The Bible gives many words for love: The first word is erao, which is a physical or sexual love. Erao is where you get the word erotic. It is a pleasurable love to be saved for the marriage bed only. The second word is phileo, which is an emotional love. This is the love you share with a brother or close friend. Phileo will see objects as worthy of love. Peter used this word of Jesus [John 21:20ff]. The third word for love in the Bible is agapao, which is an intellectual and volitional love. Agapao is a committed, God-like love. Jesus used this word of Peter and God uses it toward sinful mankind [John 3:16].

In relationships, these words for love have a proper order. If you start with sexual love it will be almost impossible to have true committed love because the relationship is built on physicality rather than friendship and commitment. If you begin with committed and brotherly love, it will create the best atmosphere for sexual love and additional loves grow. A husband’s Christlike love has a sanctifying effect on marriage [vs.26-27].

Why is important for a husband to view his wife’s body as part of his own? [vs.28-30] No man treats his own body in an unloving way, therefore a husband who views his wife’s body as his own will treat his wife lovingly as well. A loving husband will protect and provide for his wife as his most prized possession. A husband protects and provides for his wife is with his time, careful ear, encouragement, and appreciation for her inner and outer beauty.

Reviewing the Biblical Basis for Marriage [Ephesians 5:31-33]

Marriage is a picture of oneness [v.31]. Oneness is the miracle of marriage—when two people become one flesh [cf. Genesis 2:24]. Oneness in marriage means your spouse becomes priority above my career, friends, sinful habits, and hobby’s.

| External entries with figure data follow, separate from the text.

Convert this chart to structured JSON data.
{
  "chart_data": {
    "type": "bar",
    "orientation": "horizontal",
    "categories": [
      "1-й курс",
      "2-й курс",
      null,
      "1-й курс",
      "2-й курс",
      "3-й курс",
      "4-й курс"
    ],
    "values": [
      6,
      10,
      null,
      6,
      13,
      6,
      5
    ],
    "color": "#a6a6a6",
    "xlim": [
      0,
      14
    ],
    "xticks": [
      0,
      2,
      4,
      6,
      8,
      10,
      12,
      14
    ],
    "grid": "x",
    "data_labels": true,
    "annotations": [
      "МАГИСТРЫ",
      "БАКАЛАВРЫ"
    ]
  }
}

Marriage is a picture of Christ and the Church [v.32]. What does Paul mean by mystery? [cf.3:9] The symbol of marriage was hidden, but is now revealed. Why is marriage a mystery? Marriage is a picture of salvation through Christ’s sacrificial relationship with the church, which is made up of both Jew and Gentile. Marriage is a typology of marriage that shows the unity of Christ [Bridegroom] with His church [Bride]. This gives marriage a divine significance.

Marriage glorifies God when the husband and wife are fulfilling their roles [v.33]. The purpose of marriage is not my happiness, fulfillment, or love, although these can be fruits of a godly marriage. Marriage is bigger than just my spouse and me, but it is about a display of Christ-like love and obedience to the world.